The queue implementation that blocks on an empty queue is fine if inserting into the queue is still lock-free, ie, your insert operation eventually completes or makes progress regardless of if a reader is spinning on the lock that allows you to pop a value from the queue.
That means, while the popping of a value is locking, inserting is not. Hence the mutex locking the read does not turn the queue into a locking algorithm.
I think it's saying that not _all_ blocking operations are inherently disqualifying. That doesn't mean that some (like acquiring a shared mutex) are allowed though.
> your worst enemy could simply never schedule that thread again
That seems too extreme to me. If the scheduler itself is potentially malicious, then no multi-threaded implementation is safe, since we can't assume that any thread we start will ever actually run.
If the properties of concern for your thread or program are only safety properties (“never does a bad thing”) then the fact that the program may never do anything at all is just fine!
Then, if you want some liveness properties (“eventually does something good”) you’ll need to embed some assumption about fairness/scheduling/progress just as you’ve said!
This appears in early concurrency literature (TLA etc which I can’t be bothered to look for)
Remembering that you are your own worst enemy, what this implies is that some other perfectly sane decision you made in the past has come to bite you in the arse.
Alistarh et al. (https://arxiv.org/abs/1311.3200) show that assuming we have a kinder, non-malicious scheduler, the situation looks even better: lock-free (some process can make progress) algorithms have a stronger progress property of being wait-free (every process can make progress).
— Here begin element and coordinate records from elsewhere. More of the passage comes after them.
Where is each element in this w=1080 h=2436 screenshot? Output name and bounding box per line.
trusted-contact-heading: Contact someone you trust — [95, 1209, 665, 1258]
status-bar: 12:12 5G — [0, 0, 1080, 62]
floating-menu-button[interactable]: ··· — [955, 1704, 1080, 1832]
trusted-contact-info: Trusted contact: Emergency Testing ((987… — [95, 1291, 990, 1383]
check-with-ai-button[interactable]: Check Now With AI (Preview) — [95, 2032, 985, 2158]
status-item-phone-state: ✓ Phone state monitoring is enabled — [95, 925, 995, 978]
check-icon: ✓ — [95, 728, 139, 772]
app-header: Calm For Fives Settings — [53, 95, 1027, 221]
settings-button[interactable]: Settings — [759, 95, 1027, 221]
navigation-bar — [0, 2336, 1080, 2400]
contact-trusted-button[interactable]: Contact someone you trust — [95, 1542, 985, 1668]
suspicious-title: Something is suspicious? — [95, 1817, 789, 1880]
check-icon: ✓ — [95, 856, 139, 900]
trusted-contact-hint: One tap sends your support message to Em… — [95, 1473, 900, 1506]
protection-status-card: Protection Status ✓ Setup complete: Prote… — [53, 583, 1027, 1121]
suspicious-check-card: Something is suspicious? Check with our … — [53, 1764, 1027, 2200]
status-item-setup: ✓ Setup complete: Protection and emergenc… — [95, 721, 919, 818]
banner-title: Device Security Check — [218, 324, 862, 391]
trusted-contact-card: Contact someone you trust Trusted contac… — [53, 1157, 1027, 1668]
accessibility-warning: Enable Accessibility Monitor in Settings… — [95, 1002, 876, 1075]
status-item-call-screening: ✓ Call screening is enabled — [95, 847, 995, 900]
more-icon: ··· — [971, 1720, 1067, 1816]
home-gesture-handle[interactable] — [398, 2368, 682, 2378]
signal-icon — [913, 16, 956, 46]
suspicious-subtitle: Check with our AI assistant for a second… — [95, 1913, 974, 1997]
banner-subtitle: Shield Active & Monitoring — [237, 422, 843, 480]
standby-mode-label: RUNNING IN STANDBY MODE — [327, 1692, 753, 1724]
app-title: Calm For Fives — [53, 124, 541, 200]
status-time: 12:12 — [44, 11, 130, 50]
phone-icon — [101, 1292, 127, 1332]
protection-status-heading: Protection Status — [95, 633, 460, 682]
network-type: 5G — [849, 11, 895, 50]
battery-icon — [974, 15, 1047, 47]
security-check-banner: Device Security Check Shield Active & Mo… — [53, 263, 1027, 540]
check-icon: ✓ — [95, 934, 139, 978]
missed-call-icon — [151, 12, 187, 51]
As omazurov mentioned as a top-level comment, threads can also die, which is rather like never being scheduled. In practice, I suspect that you're right that it's often too extreme of a model—many programs use locks and don't worry too much about this issue.
"Malice" doesn't need to come into play. A thread could simply be waiting in line behind a non-preemptible thread which does not relinquish the CPU due to a bug.
One real-world example is assuming that the audio thread (scheduled at realtime priority if possible) is guaranteed to run, while the GUI thread may or may not run, or get descheduled at any point. Even if the GUI thread locks up (for example the user is resizing the window), the audio thread should not stop producing sound.
To be more precise... I like to use single-writer ring buffers. (Technically you could say they are a sort of lock-free queue. But there is little to go wrong in a ring buffer.) Mainly, I reduce coupling enough that taking the occasional mutex is not a noticeable drain. Explicit mutex locking is less prone to obscure heisenbugs than lock-free techniques.
What I rip out are queues treated as if "lock-free" coupling were free. It's not free; it is at least 50 cycles, each interaction. Nowadays you can get a hell of a lot of work done in 50 cycles. Each "lock-free" operation engages bus-level interactions more like a mutex than not, so it doesn't buy what you hope.
To reduce coupling, you increase batching. Instead of one event per interaction, do ten, or fifty.
Most "lock-free" implementations you find are not portable off of x86 systems, which have a much more forgiving memory model than, say, ARM. You think you were careful, but the system is better at finding your mistakes than you are.